His celebration of the vitality of life so evident in his nudes extends to the exhibit’s three small landscapes. Painted with simple energetic strokes in breathtakingly vibrant pinks and greens, they glow with the brightness and freshness of spring. This is particularly true of “Sunset on the Marsh” which features a satisfying, but odd image visible in Murphy’s paintings for years--a small blue cube—his representation of the spirit or life force coming into existence.
Then there are his portraits: a suggestion of Modigliani greets the viewer in the coy pair, “Boston Woman in Green Chair” and “Woman in Green Chair”. There is also a surprising nod to the Dutch Masters in the exquisite oil and conte crayon “Head Study for April’s Child.” Five “Chemise” paintings displayed together in Andy Warhol fashion also delight the eye without challenging the viewer. And while the mysteriously beautiful “Gypsy Room” is the most sensuous in the show, it, too, is pleasing without being confrontive.

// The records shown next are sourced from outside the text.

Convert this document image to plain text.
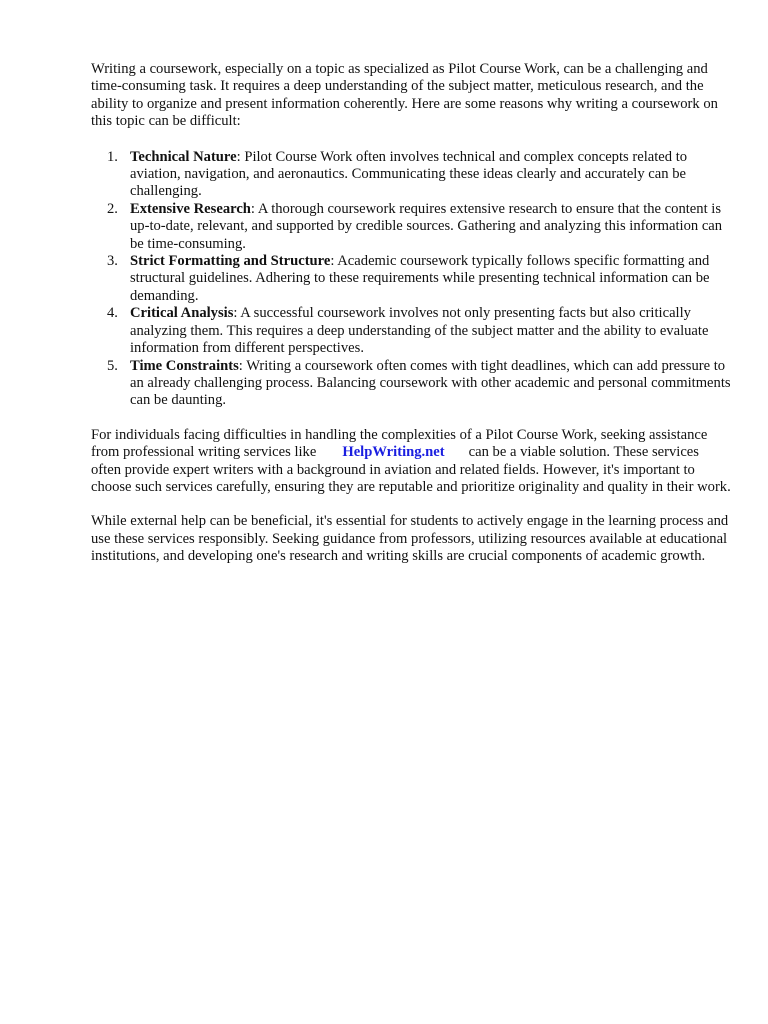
Writing a coursework, especially on a topic as specialized as Pilot Course Work, can be a challenging and time-consuming task. It requires a deep understanding of the subject matter, meticulous research, and the ability to organize and present information coherently. Here are some reasons why writing a coursework on this topic can be difficult:

1. Technical Nature: Pilot Course Work often involves technical and complex concepts related to aviation, navigation, and aeronautics. Communicating these ideas clearly and accurately can be challenging.
2. Extensive Research: A thorough coursework requires extensive research to ensure that the content is up-to-date, relevant, and supported by credible sources. Gathering and analyzing this information can be time-consuming.
3. Strict Formatting and Structure: Academic coursework typically follows specific formatting and structural guidelines. Adhering to these requirements while presenting technical information can be demanding.
4. Critical Analysis: A successful coursework involves not only presenting facts but also critically analyzing them. This requires a deep understanding of the subject matter and the ability to evaluate information from different perspectives.
5. Time Constraints: Writing a coursework often comes with tight deadlines, which can add pressure to an already challenging process. Balancing coursework with other academic and personal commitments can be daunting.

For individuals facing difficulties in handling the complexities of a Pilot Course Work, seeking assistance from professional writing services like HelpWriting.net can be a viable solution. These services often provide expert writers with a background in aviation and related fields. However, it's important to choose such services carefully, ensuring they are reputable and prioritize originality and quality in their work.

While external help can be beneficial, it's essential for students to actively engage in the learning process and use these services responsibly. Seeking guidance from professors, utilizing resources available at educational institutions, and developing one's research and writing skills are crucial components of academic growth.
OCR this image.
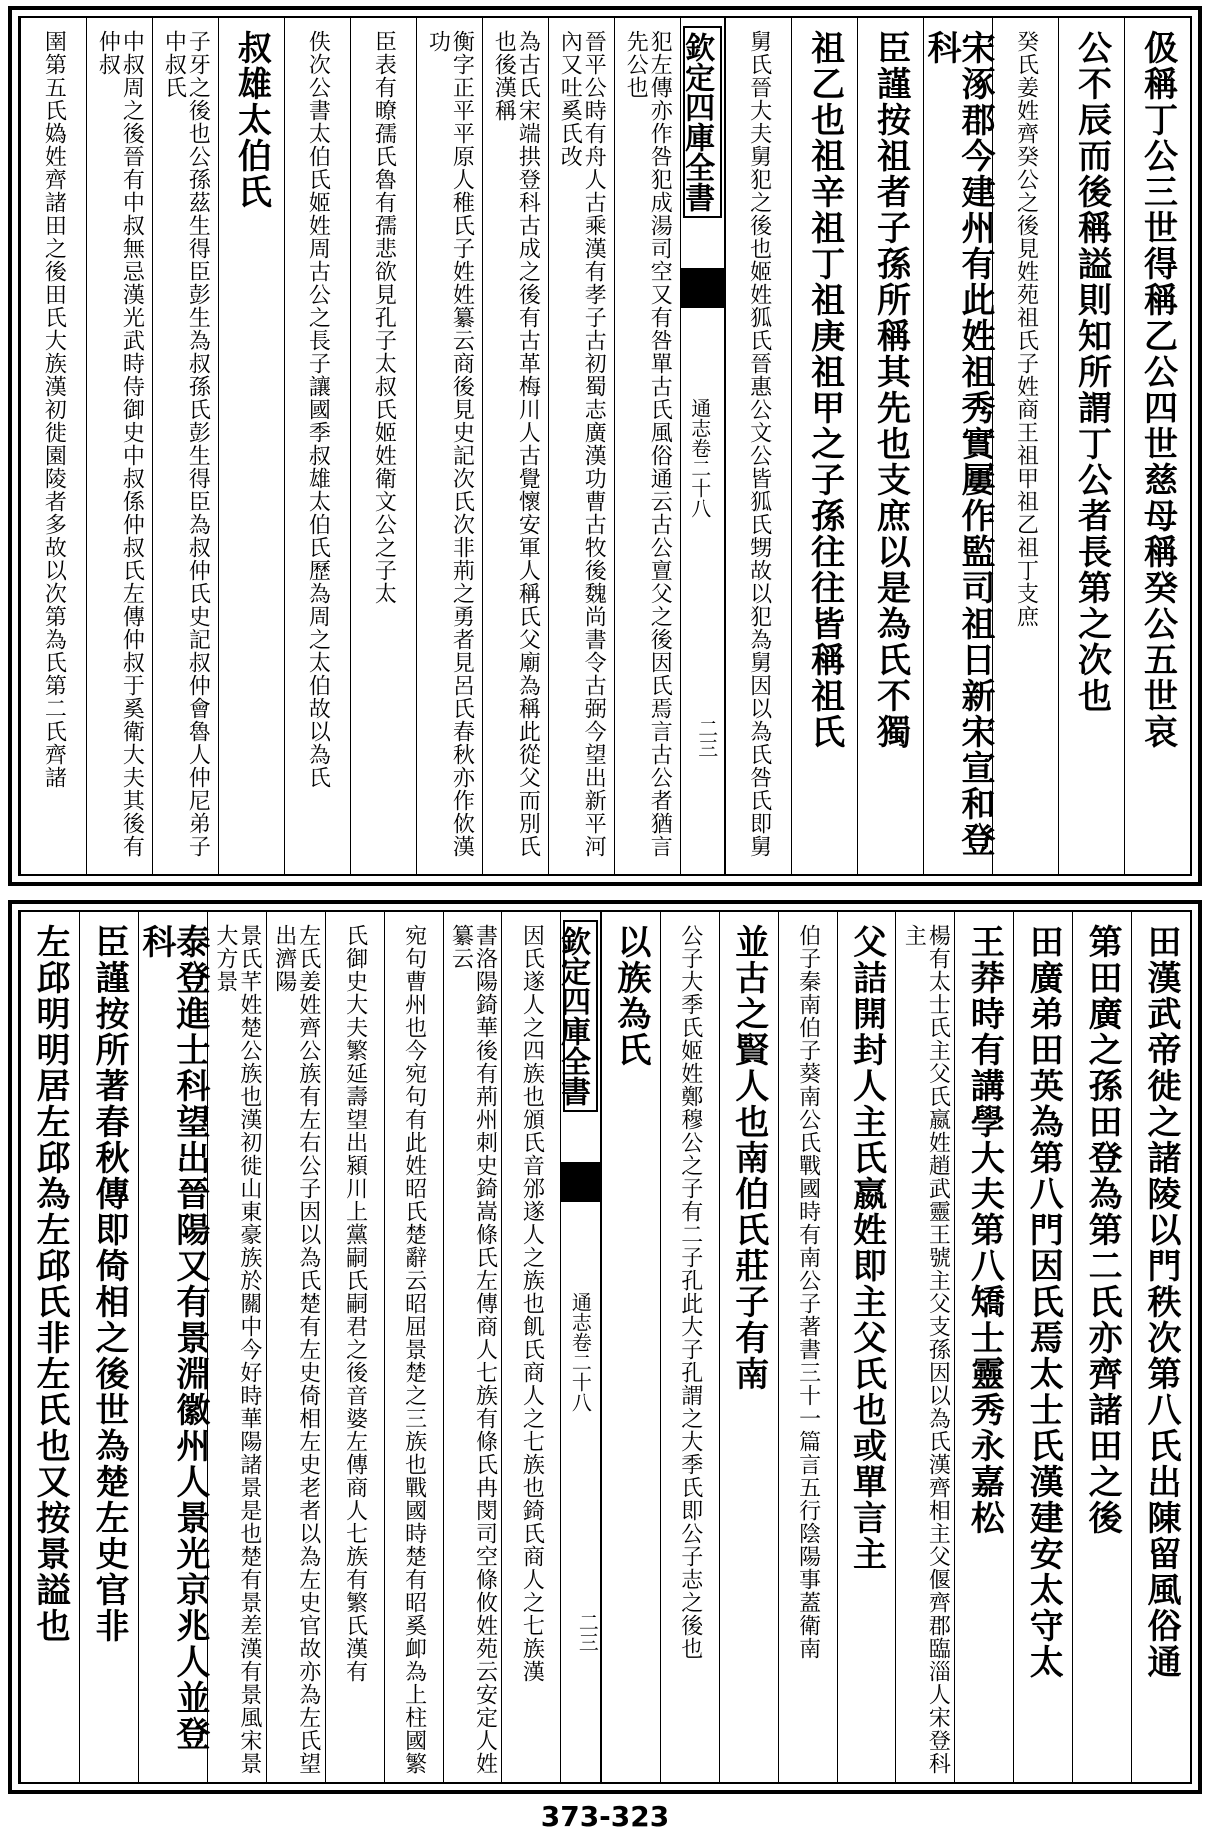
伋稱丁公三世得稱乙公四世慈母稱癸公五世哀
公不辰而後稱謚則知所謂丁公者長第之次也
癸氏姜姓齊癸公之後見姓苑祖氏子姓商王祖甲祖乙祖丁支庶
宋涿郡今建州有此姓祖秀實屢作監司祖日新宋宣和登科
臣謹按祖者子孫所稱其先也支庶以是為氏不獨
祖乙也祖辛祖丁祖庚祖甲之子孫往往皆稱祖氏
舅氏晉大夫舅犯之後也姬姓狐氏晉惠公文公皆狐氏甥故以犯為舅因以為氏咎氏即舅
欽定四庫全書
通志卷二十八
二三
犯左傳亦作咎犯成湯司空又有咎單古氏風俗通云古公亶父之後因氏焉言古公者猶言先公也
晉平公時有舟人古乘漢有孝子古初蜀志廣漢功曹古牧後魏尚書令古弼今望出新平河內又吐奚氏改
為古氏宋端拱登科古成之後有古革梅川人古覺懷安軍人稱氏父廟為稱此從父而別氏也後漢稱
衡字正平平原人稚氏子姓姓纂云商後見史記次氏次非荊之勇者見呂氏春秋亦作佽漢功
臣表有暸孺氏魯有孺悲欲見孔子太叔氏姬姓衛文公之子太
佚次公書太伯氏姬姓周古公之長子讓國季叔雄太伯氏歷為周之太伯故以為氏
叔雄太伯氏
子牙之後也公孫茲生得臣彭生為叔孫氏彭生得臣為叔仲氏史記叔仲會魯人仲尼弟子中叔氏
中叔周之後晉有中叔無忌漢光武時侍御史中叔係仲叔氏左傳仲叔于奚衛大夫其後有仲叔
圉第五氏媯姓齊諸田之後田氏大族漢初徙園陵者多故以次第為氏第二氏齊諸
田漢武帝徙之諸陵以門秩次第八氏出陳留風俗通
第田廣之孫田登為第二氏亦齊諸田之後
田廣弟田英為第八門因氏焉太士氏漢建安太守太
王莽時有講學大夫第八矯士靈秀永嘉松
楊有太士氏主父氏嬴姓趙武靈王號主父支孫因以為氏漢齊相主父偃齊郡臨淄人宋登科主
父詰開封人主氏嬴姓即主父氏也或單言主
伯子秦南伯子葵南公氏戰國時有南公子著書三十一篇言五行陰陽事蓋衛南
並古之賢人也南伯氏莊子有南
公子大季氏姬姓鄭穆公之子有二子孔此大子孔謂之大季氏即公子志之後也
以族為氏
欽定四庫全書
通志卷二十八
二三
因氏遂人之四族也頒氏音邠遂人之族也飢氏商人之七族也錡氏商人之七族漢
書洛陽錡華後有荊州刺史錡嵩條氏左傳商人七族有條氏冉閔司空條攸姓苑云安定人姓纂云
宛句曹州也今宛句有此姓昭氏楚辭云昭屈景楚之三族也戰國時楚有昭奚卹為上柱國繁
氏御史大夫繁延壽望出潁川上黨嗣氏嗣君之後音婆左傳商人七族有繁氏漢有
左氏姜姓齊公族有左右公子因以為氏楚有左史倚相左史老者以為左史官故亦為左氏望出濟陽
景氏芊姓楚公族也漢初徙山東豪族於關中今好時華陽諸景是也楚有景差漢有景風宋景大方景
泰登進士科望出晉陽又有景淵徽州人景光京兆人並登科
臣謹按所著春秋傳即倚相之後世為楚左史官非
左邱明明居左邱為左邱氏非左氏也又按景謚也
373-323
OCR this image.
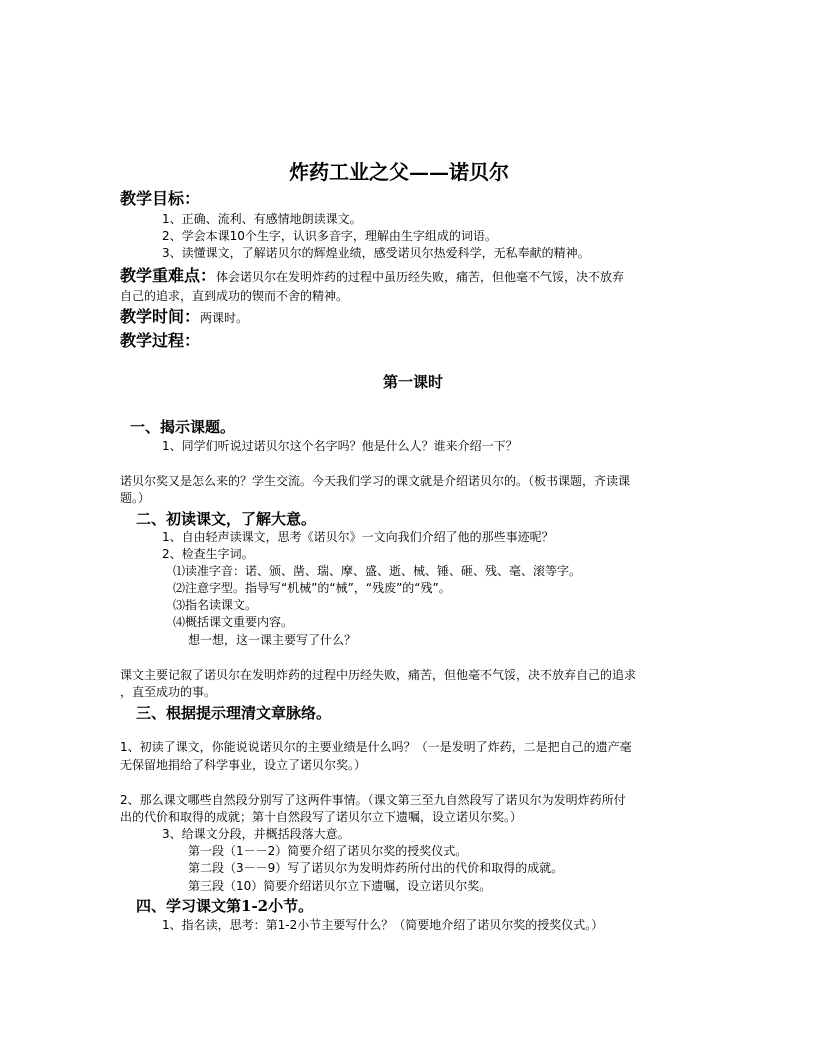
炸药工业之父——诺贝尔
教学目标：
1、正确、流利、有感情地朗读课文。
2、学会本课10个生字，认识多音字，理解由生字组成的词语。
3、读懂课文，了解诺贝尔的辉煌业绩，感受诺贝尔热爱科学，无私奉献的精神。
教学重难点：体会诺贝尔在发明炸药的过程中虽历经失败，痛苦，但他毫不气馁，决不放弃
自己的追求，直到成功的锲而不舍的精神。
教学时间：两课时。
教学过程：
第一课时
一、揭示课题。
1、同学们听说过诺贝尔这个名字吗？他是什么人？谁来介绍一下？
诺贝尔奖又是怎么来的？学生交流。今天我们学习的课文就是介绍诺贝尔的。（板书课题，齐读课
题。）
二、初读课文，了解大意。
1、自由轻声读课文，思考《诺贝尔》一文向我们介绍了他的那些事迹呢？
2、检查生字词。
⑴读准字音：诺、颁、凿、瑞、摩、盛、逝、械、锤、砸、残、毫、滚等字。
⑵注意字型。指导写“机械”的“械”，“残废”的“残”。
⑶指名读课文。
⑷概括课文重要内容。
想一想，这一课主要写了什么？
课文主要记叙了诺贝尔在发明炸药的过程中历经失败，痛苦，但他毫不气馁，决不放弃自己的追求
，直至成功的事。
三、根据提示理清文章脉络。
1、初读了课文，你能说说诺贝尔的主要业绩是什么吗？（一是发明了炸药，二是把自己的遗产毫
无保留地捐给了科学事业，设立了诺贝尔奖。）
2、那么课文哪些自然段分别写了这两件事情。（课文第三至九自然段写了诺贝尔为发明炸药所付
出的代价和取得的成就；第十自然段写了诺贝尔立下遗嘱，设立诺贝尔奖。）
3、给课文分段，并概括段落大意。
第一段（1－－2）简要介绍了诺贝尔奖的授奖仪式。
第二段（3－－9）写了诺贝尔为发明炸药所付出的代价和取得的成就。
第三段（10）简要介绍诺贝尔立下遗嘱，设立诺贝尔奖。
四、学习课文第1-2小节。
1、指名读，思考：第1-2小节主要写什么？（简要地介绍了诺贝尔奖的授奖仪式。）
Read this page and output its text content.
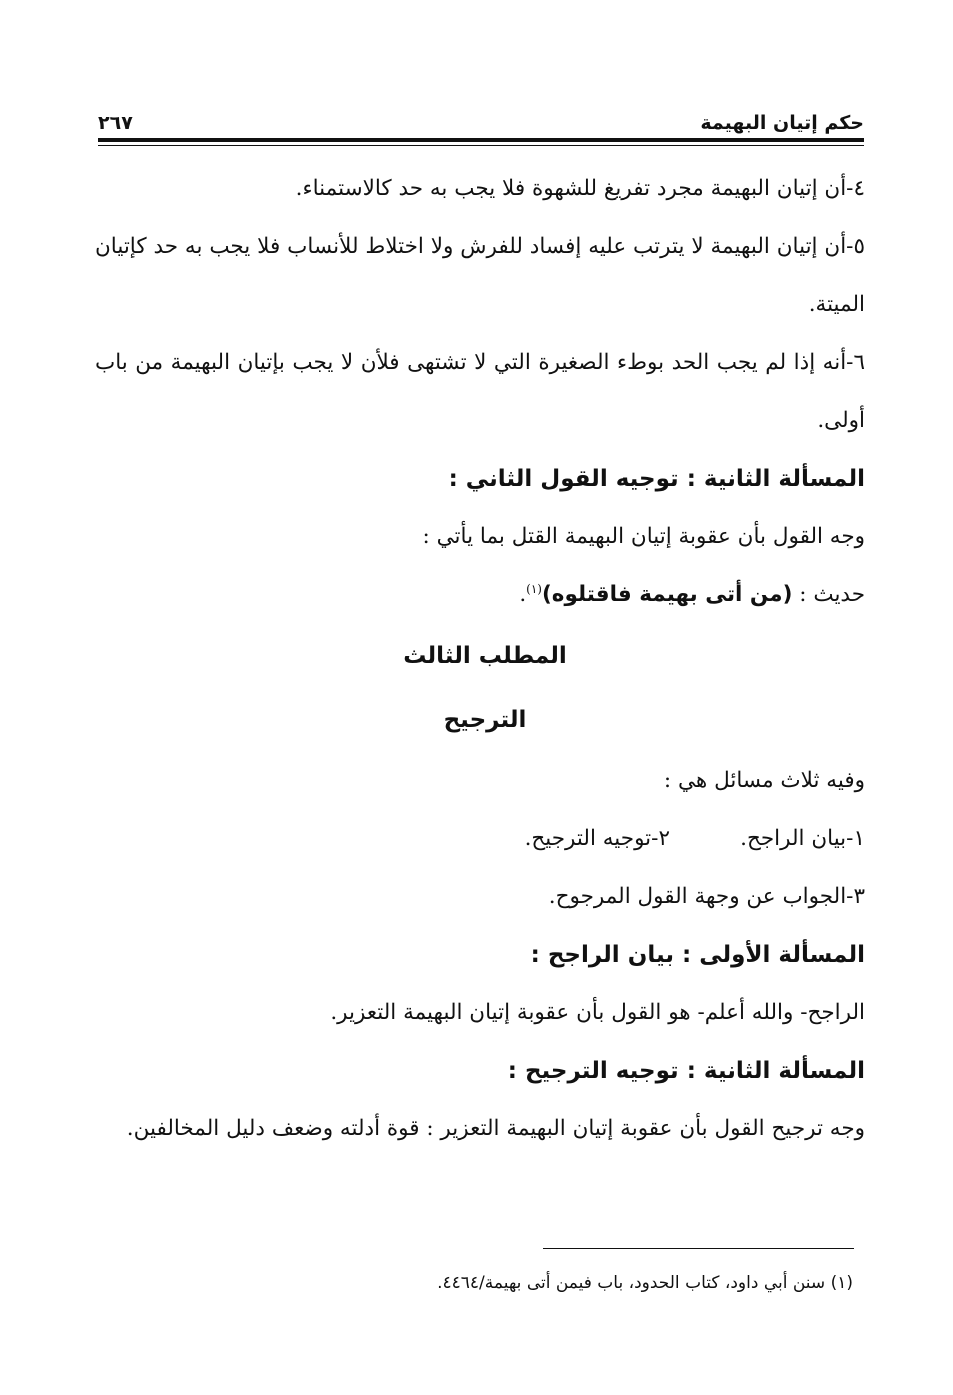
حكم إتيان البهيمة
٢٦٧

٤-أن إتيان البهيمة مجرد تفريغ للشهوة فلا يجب به حد كالاستمناء.

٥-أن إتيان البهيمة لا يترتب عليه إفساد للفرش ولا اختلاط للأنساب فلا يجب به حد كإتيان الميتة.

٦-أنه إذا لم يجب الحد بوطء الصغيرة التي لا تشتهى فلأن لا يجب بإتيان البهيمة من باب أولى.

المسألة الثانية : توجيه القول الثاني :

وجه القول بأن عقوبة إتيان البهيمة القتل بما يأتي :

حديث : (من أتى بهيمة فاقتلوه)$^{(١)}$.

المطلب الثالث

الترجيح

وفيه ثلاث مسائل هي :

١-بيان الراجح.
٢-توجيه الترجيح.

٣-الجواب عن وجهة القول المرجوح.

المسألة الأولى : بيان الراجح :

الراجح- والله أعلم- هو القول بأن عقوبة إتيان البهيمة التعزير.

المسألة الثانية : توجيه الترجيح :

وجه ترجيح القول بأن عقوبة إتيان البهيمة التعزير : قوة أدلته وضعف دليل المخالفين.

(١) سنن أبي داود، كتاب الحدود، باب فيمن أتى بهيمة/٤٤٦٤.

On the other hand, the viewer is definitely challenged, confronted, and charged emotionally by the exhibition’s most powerful paintings: “The Path,” “The Passing,” and “The Cut Tree and Chain Link Fence.” Each of these paintings warrants comment. “The Path” features a female figure leaning against—or entwined with—a tree which is separated from a cypress-framed sunset by a wall or window. Beautifully painted and highly symbolic, “The Path” hints at the union between the physical and the spiritual. The same elements—wall, window, tree, entwined figure—reappear in the most emotionally poignant work in the show, “The Cut Tree and Chain Link Fence”. Whether viewed as a statement about the crucifixion or the holocaust, it suggests suffering humanity and deserves close study by the viewer. “The Passing,” which features a formal Renaissance angelic figure above a neatly made-up hospital bed, is painted in the lively pinks and greens which permeate the entire exhibit, and like the other paintings, seems to celebrate new life. It is this celebration of the vitality of life that ultimately ties all of Murphy’s work together and leaves the viewer with a sense of joy and wonder.